Ucraina: mons. Milito (Oppido Mamertina), “vie di pace e negoziati attraverso i canali diplomatici”

“La posizione della Chiesa è chiara: no ad ogni tipo di guerra da qualunque parte essa provenga, remota o vicina, pianificata e scatenante strategie e tattiche belliche micidiali”. Lo scrive mons. Francesco Milito, vescovo di Oppido Mamertina-Palmi, in un messaggio a commento della manifestazione per la Pace in corso a Roma alla quale diversi gruppi della diocesi stanno partecipando. Il no alla guerra “lo chiede anzitutto il rispetto di ogni persona per il vivere sereno, sicuro da ogni forma di violenza, fisica, culturale, multimediale – scrive il vescovo -. Lo esige la libertà di autodeterminarsi, nel rispetto dei propri e degli altrui diritti per una costruttiva convivenza dei popoli secondo le Costituzionali propri degli Stati e dei Trattati tra le Nazioni”. Per mons. Milito “legittime e sane aspirazioni possono ben contemperarsi quando nascono dal dialogo sincero e costruttivo”.

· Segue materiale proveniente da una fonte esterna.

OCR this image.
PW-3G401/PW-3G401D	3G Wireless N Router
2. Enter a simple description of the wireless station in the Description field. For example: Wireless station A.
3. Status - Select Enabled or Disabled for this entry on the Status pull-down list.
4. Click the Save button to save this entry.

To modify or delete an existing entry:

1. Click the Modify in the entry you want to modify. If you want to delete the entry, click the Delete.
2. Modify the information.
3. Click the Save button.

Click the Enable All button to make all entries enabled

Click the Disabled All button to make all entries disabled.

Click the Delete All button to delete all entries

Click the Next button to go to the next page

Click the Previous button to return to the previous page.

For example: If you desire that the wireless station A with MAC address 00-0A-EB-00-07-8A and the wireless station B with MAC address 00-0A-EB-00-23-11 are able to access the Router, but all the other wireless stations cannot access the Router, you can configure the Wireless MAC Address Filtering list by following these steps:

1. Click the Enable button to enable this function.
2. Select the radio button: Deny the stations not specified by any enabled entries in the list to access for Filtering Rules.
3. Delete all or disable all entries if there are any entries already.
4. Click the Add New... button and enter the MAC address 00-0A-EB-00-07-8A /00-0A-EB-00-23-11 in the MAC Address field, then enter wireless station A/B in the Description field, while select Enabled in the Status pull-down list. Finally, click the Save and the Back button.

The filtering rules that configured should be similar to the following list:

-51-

Il presule ha evidenziato che “la diffidenza e la paura, se diventano ossessione da parte di altri, non possono che sfociare nel disprezzo reciproco” e che “quando tutto ciò viene meno e si avvia una escalation di lotte, il pianto e la sofferenza sono uguali per tutte le vittime, dinanzi alla violenza sempre indifese: si tratti di civili o di uomini al fronte non fa differenza”. Mons. Milito ricorda che “la Chiesa non smette di aver fiducia nella bontà degli uomini quando questi pervengono a miti ragioni, ma molto di più si serve dell’arma più grande e potente di tutti gli arsenali: parla di pace e non di deterrenti, la invoca e la desidera. Ha un solo nome, si chiama: preghiera e sacrificio per tutti indistintamente, ma soprattutto per i responsabili delle sorti dei popoli”. Infine, mons. Milito ha invocato “vie di pace e negoziati onorevoli, attraverso i canali delle mediazioni diplomatiche”.